A little girl from the UK traveled all the way to Oklahoma for proton beam therapy after a cancerous tumor in her cheekbone was mistaken for a bug bite.
Emma Payton was just 8 years old when her parents first discovered the small lump on her cheek during a family vacation in Egypt.
“We didn't think anything of it. She said she had had it for ages and it didn't hurt, so we weren't overly concerned. It was just like an insect bite,” Emma’s mom, Tracey Payton, said, The Daily Mail reported. “You couldn't really see it but it was rock hard, like a pebble, the way that swollen insect bites can sometimes be. It was about the size of a marble. I just thought she'd been bitten in the night.”
It wasn’t until the family’s physician recommended an MRI scan that they finally found out the truth about that little lump.
Emma actually had rhabdomyosarcoma, an extremely rare soft-tissue cancer, wrapped around her cheekbone.

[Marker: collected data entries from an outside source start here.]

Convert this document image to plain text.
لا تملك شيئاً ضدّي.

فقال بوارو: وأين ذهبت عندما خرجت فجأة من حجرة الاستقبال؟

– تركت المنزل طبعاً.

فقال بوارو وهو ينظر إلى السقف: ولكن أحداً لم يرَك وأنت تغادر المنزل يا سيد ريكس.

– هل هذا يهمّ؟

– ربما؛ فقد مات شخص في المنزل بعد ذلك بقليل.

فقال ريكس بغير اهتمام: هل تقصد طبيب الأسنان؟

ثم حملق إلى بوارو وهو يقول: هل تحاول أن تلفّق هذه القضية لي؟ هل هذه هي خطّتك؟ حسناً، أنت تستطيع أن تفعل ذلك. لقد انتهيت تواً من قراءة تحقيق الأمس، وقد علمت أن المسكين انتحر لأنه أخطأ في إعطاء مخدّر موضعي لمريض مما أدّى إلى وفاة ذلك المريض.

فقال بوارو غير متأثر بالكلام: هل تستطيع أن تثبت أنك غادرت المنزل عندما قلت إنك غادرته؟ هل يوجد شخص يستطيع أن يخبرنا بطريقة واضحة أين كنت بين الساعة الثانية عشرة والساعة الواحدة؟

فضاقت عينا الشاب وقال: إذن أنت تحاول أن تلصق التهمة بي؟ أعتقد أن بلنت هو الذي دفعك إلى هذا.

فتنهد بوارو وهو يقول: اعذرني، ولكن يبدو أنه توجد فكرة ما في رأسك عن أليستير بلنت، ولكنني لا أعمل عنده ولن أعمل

After undergoing emergency surgery and chemotherapy, Emma was forced to travel to Oklahoma for proton beam therapy.
The life-saving treatment, which more accurately pinpoints and kills deadly tumors, is not available in the UK.
After 23 sessions of the therapy and two final rounds of chemotherapy, Emma, now 10, was finally declared in remission.
Although she must have scans every four months to make sure the cancer hasn’t returned, Emma is now back in school and finally enjoying her life cancer-free.